All week the school was buzzing at the prospect of this year’s school disco. I was thirteen years old and in my last year at Arnold House. I went shopping with my mum for my outfit and ended up opting for a fluorescent red shirt. I can’t remember where we bought it; all I remember is that it glowed in the dark, and I truly believed that my increased visibility would give me the edge over my male rivals. One of my mother’s friend’s daughters, Jessica Taylor, was also going, so my mother organized her to be my ‘date’. Before you get excited and think I may have ‘pulled’ before I even got to the disco, let me just explain that Jessica was 6 foot 3 inches and had a thick moustache.
Steve had a new ‘company car’ that David Rosenberg had given him to replace the written-off BMW 6-Series.

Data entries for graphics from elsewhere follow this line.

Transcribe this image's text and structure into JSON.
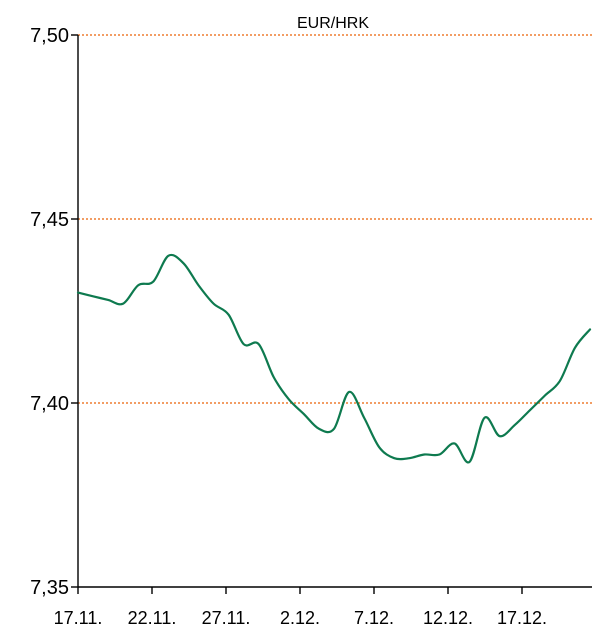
{
  "chart_data": {
    "type": "line",
    "title": "EUR/HRK",
    "xlabel": "",
    "ylabel": "",
    "ylim": [
      7.35,
      7.5
    ],
    "y_ticks": [
      "7,35",
      "7,40",
      "7,45",
      "7,50"
    ],
    "y_tick_values": [
      7.35,
      7.4,
      7.45,
      7.5
    ],
    "x_ticks": [
      "17.11.",
      "22.11.",
      "27.11.",
      "2.12.",
      "7.12.",
      "12.12.",
      "17.12."
    ],
    "grid": {
      "horizontal": true,
      "values": [
        7.4,
        7.45,
        7.5
      ],
      "style": "dotted",
      "color": "#ED7D31"
    },
    "series": [
      {
        "color": "#0E7A4F",
        "x": [
          "17.11.",
          "18.11.",
          "19.11.",
          "20.11.",
          "21.11.",
          "22.11.",
          "23.11.",
          "24.11.",
          "25.11.",
          "26.11.",
          "27.11.",
          "28.11.",
          "29.11.",
          "30.11.",
          "1.12.",
          "2.12.",
          "3.12.",
          "4.12.",
          "5.12.",
          "6.12.",
          "7.12.",
          "8.12.",
          "9.12.",
          "10.12.",
          "11.12.",
          "12.12.",
          "13.12.",
          "14.12.",
          "15.12.",
          "16.12.",
          "17.12.",
          "18.12.",
          "19.12.",
          "20.12.",
          "21.12."
        ],
        "values": [
          7.43,
          7.429,
          7.428,
          7.427,
          7.432,
          7.433,
          7.44,
          7.438,
          7.432,
          7.427,
          7.424,
          7.416,
          7.416,
          7.407,
          7.401,
          7.397,
          7.393,
          7.393,
          7.403,
          7.396,
          7.388,
          7.385,
          7.385,
          7.386,
          7.386,
          7.389,
          7.384,
          7.396,
          7.391,
          7.394,
          7.398,
          7.402,
          7.406,
          7.415,
          7.42
        ]
      }
    ]
  }
}
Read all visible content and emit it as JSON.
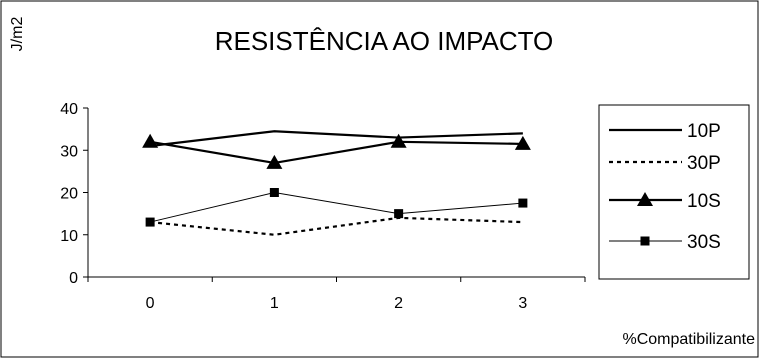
{
  "chart_data": {
    "type": "line",
    "title": "RESISTÊNCIA AO IMPACTO",
    "xlabel": "%Compatibilizante",
    "ylabel": "J/m2",
    "categories": [
      "0",
      "1",
      "2",
      "3"
    ],
    "ylim": [
      0,
      40
    ],
    "yticks": [
      "0",
      "10",
      "20",
      "30",
      "40"
    ],
    "grid": false,
    "legend_position": "right",
    "series": [
      {
        "name": "10P",
        "values": [
          31,
          34.5,
          33,
          34
        ],
        "line": "solid",
        "weight": "thick",
        "marker": "none"
      },
      {
        "name": "30P",
        "values": [
          13,
          10,
          14,
          13
        ],
        "line": "dashed",
        "weight": "thick",
        "marker": "none"
      },
      {
        "name": "10S",
        "values": [
          32,
          27,
          32,
          31.5
        ],
        "line": "solid",
        "weight": "thick",
        "marker": "triangle"
      },
      {
        "name": "30S",
        "values": [
          13,
          20,
          15,
          17.5
        ],
        "line": "solid",
        "weight": "thin",
        "marker": "square"
      }
    ]
  }
}
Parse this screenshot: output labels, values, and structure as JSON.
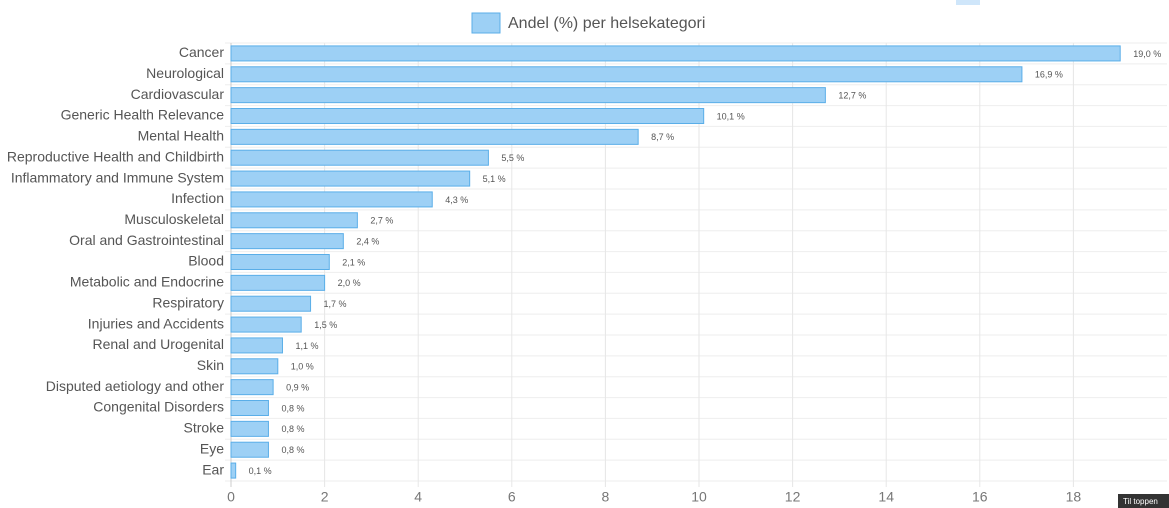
{
  "chart_data": {
    "type": "bar",
    "orientation": "horizontal",
    "categories": [
      "Cancer",
      "Neurological",
      "Cardiovascular",
      "Generic Health Relevance",
      "Mental Health",
      "Reproductive Health and Childbirth",
      "Inflammatory and Immune System",
      "Infection",
      "Musculoskeletal",
      "Oral and Gastrointestinal",
      "Blood",
      "Metabolic and Endocrine",
      "Respiratory",
      "Injuries and Accidents",
      "Renal and Urogenital",
      "Skin",
      "Disputed aetiology and other",
      "Congenital Disorders",
      "Stroke",
      "Eye",
      "Ear"
    ],
    "series": [
      {
        "name": "Andel (%) per helsekategori",
        "color": "#9dd0f5",
        "border": "#5aaee8",
        "values": [
          19.0,
          16.9,
          12.7,
          10.1,
          8.7,
          5.5,
          5.1,
          4.3,
          2.7,
          2.4,
          2.1,
          2.0,
          1.7,
          1.5,
          1.1,
          1.0,
          0.9,
          0.8,
          0.8,
          0.8,
          0.1
        ],
        "value_labels": [
          "19,0 %",
          "16,9 %",
          "12,7 %",
          "10,1 %",
          "8,7 %",
          "5,5 %",
          "5,1 %",
          "4,3 %",
          "2,7 %",
          "2,4 %",
          "2,1 %",
          "2,0 %",
          "1,7 %",
          "1,5 %",
          "1,1 %",
          "1,0 %",
          "0,9 %",
          "0,8 %",
          "0,8 %",
          "0,8 %",
          "0,1 %"
        ]
      }
    ],
    "xlim": [
      0,
      20
    ],
    "xticks": [
      0,
      2,
      4,
      6,
      8,
      10,
      12,
      14,
      16,
      18
    ],
    "grid": true,
    "legend": "top"
  },
  "button": "Til toppen"
}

It was a black Ford Orion 1.6i with ‘new car’ smell. It was a balmy summer’s night, a perfect opportunity to use the sunroof which came as standard. Steve and I picked up my ‘date’, Jessica, and he chauffeured us to the disco. I sat in the back with my red shirt glowing, and Jessica sat in the front with her head sticking out of the sunroof, her moustache blowing in the warm wind.
It was so weird arriving at school at night. I looked at Lucy’s empty wall in the crepuscular (surely the most impressive word I’ve used so far. It basically means dim) light. I was so over her. As soon as I shake off Jessica, I’ll have the pick of all the girls in the Borough of Camden. Jessica and I put our coats away and nervously walked into my school gymnasium, the sound of Wham!’s ‘Wake Me Up Before You Go-Go’ getting louder with every step. The gym was unrecognizable; there was a glitter ball, flashing coloured lights, and smoke pumped out of a smoke machine. Nobody was dancing. All the boys were camped out in one corner and all the girls in the opposite corner. I looked up to Jessica’s face; the lights were reflecting off my fluorescent shirt making her moustache look like it was on fire. Almost in unison we said we wanted to find our friends. So we each took our places on our respective sides of the gym.